Beim Gangpferd führt dies zu sichtbaren Schwankungen in den Gangarten - bis zu deren
Verlassen. Die Möglichkeiten eines Pferdes mit mehr als drei Grundgangarten, sich bei
Verspannungen in Passverschiebungen zu retten, sind naturgegeben grösser und daher
leichter zu sehen. Ein Dreigänger verträgt schon eine ganze Menge mangelnde Losgelassenheit bis er
beginnt passig zu werden.
Je besser und feiner die Wahrnehmung des Reiters und auch des Betrachters ist, umso
eher fällt dieser Mangel an Losgelassenheit, der eben keinen sauberen Takt zulässt, auf.
Wenn sie hier von "passig" spricht, so meint sie damit nicht die gewünschte, laterale
Bewegung, die auf Anfrage zu einer gewollten Stabilisierung im Rücken eines natürlich
passveranlagtes Pferd führt, sondern die negativen Verspannungen, die durch einen
festgehaltenen bis weggedrückten Rücken eine gleichmässige losgelassene Bewegung
der Gliedmaßen in jedweder Gangart nicht mehr zulassen.
Je mehr Passveranlagung, umso leichter wird sich ein Pferd ungewollt "verschieben", sich
nicht mehr losgelassen und daher nicht mehr taktmäßig bewegen.
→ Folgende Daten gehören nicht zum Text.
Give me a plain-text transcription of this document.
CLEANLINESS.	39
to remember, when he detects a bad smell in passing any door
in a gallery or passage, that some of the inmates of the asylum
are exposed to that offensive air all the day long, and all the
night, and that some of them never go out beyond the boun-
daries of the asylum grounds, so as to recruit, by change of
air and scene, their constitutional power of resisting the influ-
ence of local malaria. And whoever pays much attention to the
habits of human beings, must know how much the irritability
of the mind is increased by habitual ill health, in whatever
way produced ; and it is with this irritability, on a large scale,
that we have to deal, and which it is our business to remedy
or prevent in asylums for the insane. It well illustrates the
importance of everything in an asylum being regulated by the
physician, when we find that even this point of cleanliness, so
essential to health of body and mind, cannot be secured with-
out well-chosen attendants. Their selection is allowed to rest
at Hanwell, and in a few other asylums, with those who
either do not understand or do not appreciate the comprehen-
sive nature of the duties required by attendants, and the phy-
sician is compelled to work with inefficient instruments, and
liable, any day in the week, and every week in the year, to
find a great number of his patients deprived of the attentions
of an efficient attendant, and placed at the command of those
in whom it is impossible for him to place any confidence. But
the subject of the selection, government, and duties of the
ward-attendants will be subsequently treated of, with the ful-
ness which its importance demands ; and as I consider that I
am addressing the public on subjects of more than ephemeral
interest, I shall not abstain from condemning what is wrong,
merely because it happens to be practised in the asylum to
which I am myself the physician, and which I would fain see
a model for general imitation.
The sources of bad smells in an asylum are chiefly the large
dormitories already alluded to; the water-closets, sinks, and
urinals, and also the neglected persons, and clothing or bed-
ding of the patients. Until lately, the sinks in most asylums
Bis hierhin nun der erste Teil. Aber was kann man daraus nun mitnehmen? Wenn wir das
Ganze noch einmal ganz kurz zusammenfassen, sind zwar die ersten drei Punkte der
Skala so ineinander verwoben, dass eine Diskussion über die Reihenfolge zwar
interessant, aber nicht existenziell wichtig ist.

Allerdings können wir über die Zusammenfassung eine andere, aber nur grobe, sinnhafte Aneinanderreihung der ersten Punkte erkennen.

= aus Teil 1 mit Takt, Losgelassenheit und Anlehnung wird im ersten Teil zu
(Zwanglosigkeit), Geraderichtung sowie Losgelassenheit und Takt.